Michelle White stripped down to her underwear. Eyes were glued to the bare artist as she delivered a sermon disguised as poetry. She was half naked, confidently exposing her innermost thoughts and desires to a crowd of strangers. 

Her performance was part of Gay in the South, an exhibition of multidisciplinary arts at Basin Arts, organized by Alexis Lemoine and Benjamin Koch earlier this year. Lemoine is a queer poet, writer and activist dedicated to helping Lafayette’s LGBTQ+ community feel loved. 

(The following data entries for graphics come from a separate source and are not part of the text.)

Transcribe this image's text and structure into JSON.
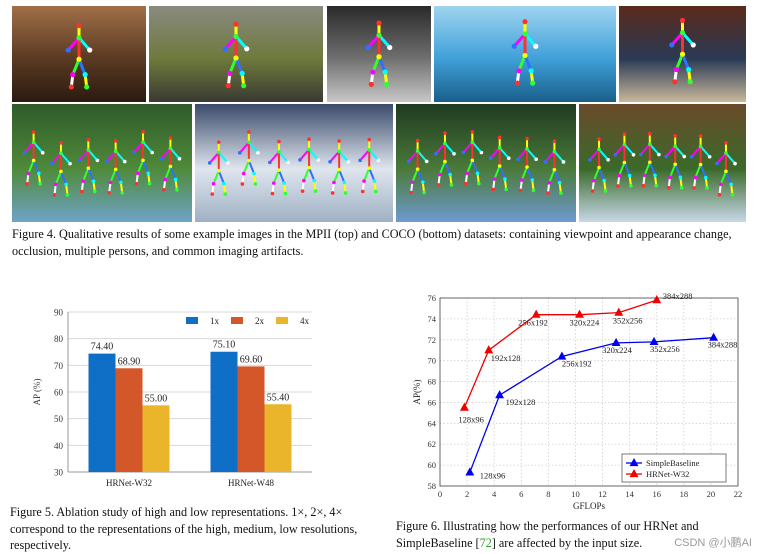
{
  "figure4": {
    "caption": "Figure 4. Qualitative results of some example images in the MPII (top) and COCO (bottom) datasets: containing viewpoint and appearance change, occlusion, multiple persons, and common imaging artifacts.",
    "photos_top": [
      {
        "scene": "piano-room",
        "palette": [
          "#5a3a22",
          "#2b1a10",
          "#a07048"
        ]
      },
      {
        "scene": "yoga-outdoor",
        "palette": [
          "#6e7a3c",
          "#3a3a32",
          "#8a8a80"
        ]
      },
      {
        "scene": "gym",
        "palette": [
          "#707070",
          "#c8c8c8",
          "#2a2a2a"
        ]
      },
      {
        "scene": "water-bubble",
        "palette": [
          "#3fa0d8",
          "#1a5f8a",
          "#9fd4f0"
        ]
      },
      {
        "scene": "skateboard",
        "palette": [
          "#2a3a55",
          "#c9b89a",
          "#5a2a1a"
        ]
      }
    ],
    "photos_bottom": [
      {
        "scene": "team-photo-field",
        "palette": [
          "#4f8a3a",
          "#6fa3c8",
          "#2f5a2a"
        ]
      },
      {
        "scene": "ski-race",
        "palette": [
          "#dfe6ee",
          "#9fb0c4",
          "#3a4a6a"
        ]
      },
      {
        "scene": "team-photo-grass",
        "palette": [
          "#4a7a3a",
          "#6e9ad0",
          "#203a20"
        ]
      },
      {
        "scene": "volleyball",
        "palette": [
          "#3a6a2a",
          "#c8d8e8",
          "#6a4a2a"
        ]
      }
    ]
  },
  "figure5": {
    "caption": "Figure 5. Ablation study of high and low representations. 1×, 2×, 4× correspond to the representations of the high, medium, low resolutions, respectively."
  },
  "figure6": {
    "caption_pre": "Figure 6. Illustrating how the performances of our HRNet and SimpleBaseline [",
    "caption_ref": "72",
    "caption_post": "] are affected by the input size."
  },
  "watermark": "CSDN @小鹏AI",
  "chart_data": [
    {
      "type": "bar",
      "title": "",
      "xlabel": "",
      "ylabel": "AP (%)",
      "ylim": [
        30,
        90
      ],
      "yticks": [
        30,
        40,
        50,
        60,
        70,
        80,
        90
      ],
      "grid": true,
      "legend_position": "top-right",
      "categories": [
        "HRNet-W32",
        "HRNet-W48"
      ],
      "series": [
        {
          "name": "1x",
          "color": "#0f6fc6",
          "values": [
            74.4,
            75.1
          ],
          "labels": [
            "74.40",
            "75.10"
          ]
        },
        {
          "name": "2x",
          "color": "#d4572a",
          "values": [
            68.9,
            69.6
          ],
          "labels": [
            "68.90",
            "69.60"
          ]
        },
        {
          "name": "4x",
          "color": "#eab52a",
          "values": [
            55.0,
            55.4
          ],
          "labels": [
            "55.00",
            "55.40"
          ]
        }
      ]
    },
    {
      "type": "line",
      "title": "",
      "xlabel": "GFLOPs",
      "ylabel": "AP(%)",
      "xlim": [
        0,
        22
      ],
      "ylim": [
        58,
        76
      ],
      "xticks": [
        0,
        2,
        4,
        6,
        8,
        10,
        12,
        14,
        16,
        18,
        20,
        22
      ],
      "yticks": [
        58,
        60,
        62,
        64,
        66,
        68,
        70,
        72,
        74,
        76
      ],
      "grid": true,
      "legend_position": "bottom-right",
      "series": [
        {
          "name": "SimpleBaseline",
          "color": "#0000ee",
          "marker": "triangle",
          "x": [
            2.2,
            4.4,
            9.0,
            13.0,
            15.8,
            20.2
          ],
          "y": [
            59.3,
            66.7,
            70.4,
            71.7,
            71.8,
            72.2
          ],
          "labels": [
            "128x96",
            "192x128",
            "256x192",
            "320x224",
            "352x256",
            "384x288"
          ]
        },
        {
          "name": "HRNet-W32",
          "color": "#ee0000",
          "marker": "triangle",
          "x": [
            1.8,
            3.6,
            7.1,
            10.3,
            13.2,
            16.0
          ],
          "y": [
            65.5,
            71.0,
            74.4,
            74.4,
            74.6,
            75.8
          ],
          "labels": [
            "128x96",
            "192x128",
            "256x192",
            "320x224",
            "352x256",
            "384x288"
          ]
        }
      ]
    }
  ]
}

The project was a long time coming. Eight years ago, Lemoine came out to her family. That experience seeded the idea for Gay in the South. She credits Elizabeth Gilbert, an American journalist, who believes that ideas will float around until we grab onto them, or they drift on to someone else. Last summer, Lemoine decided to seize her idea and make Gay in the South a reality. 

“The question popped into my head — what does it mean to be gay in the south? That question was inspired by a lot of people who were halfway living in their desires,” Lemoine says. “They had an impulse to live this life that is true to who they are, but in the face of so much pain and discrimination.” 

Man and woman hold hands
Lemoine and fellow artist Koch have been friends for over a decade. Their collaboration was natural.

Lemoine wanted to shed light on not just her own experience as a queer person, but those of other queer people in Lafayette. She and fellow artist Koch have been friends for over a decade and their collaboration was natural. They worked hand in hand with Lafayette locals to create a mural engulfing the walls of Basin Arts. 

The pair also hosted Queer Poetry Night in late January, expecting only close friends and family to attend. Every seat in Basin Arts was filled. No one could contain their applause and poetry etiquette was long forgotten. 

“Just seeing 55 people here on the first poetry night blew my mind. I cried about it for days,” Lemoine says. 

They hosted a second Queer Poetry Night in February. That’s when White, Lemoine’s friend and collaborator, took the floor. Her words guided audience members through an invigorating journey of her queerness. 

She began her performance in a skirt with high heels and ripped them off to dance freely around the room in torn jeans instead. Words poured out of her, each poem linked with an audience interaction. She concluded by sitting on the floor in silence, prompting everyone to breathe deeply for a few seconds. 

White leaves an impression. The provocation is intentional. 

“Our goal is to unite everyone and come from a place of love. We will ruffle feathers, as we already have, but we’re always wanting to come from the heart. Seeing the people we’ve touched so far, helped Ben and I realize that this is our life purpose. It’s liberating,” Lemoine said. 

From visual art to performance art, Gay in the South left its mark. Lemoine says they intend to hold Queer Poetry Night monthly to sustain a safe queer space. 

“A lot of people reached out to me and said how safe they felt,” Lemoine says. “If that was the only takeaway, then my job is done. It’s hard work, but it’s so worth it.”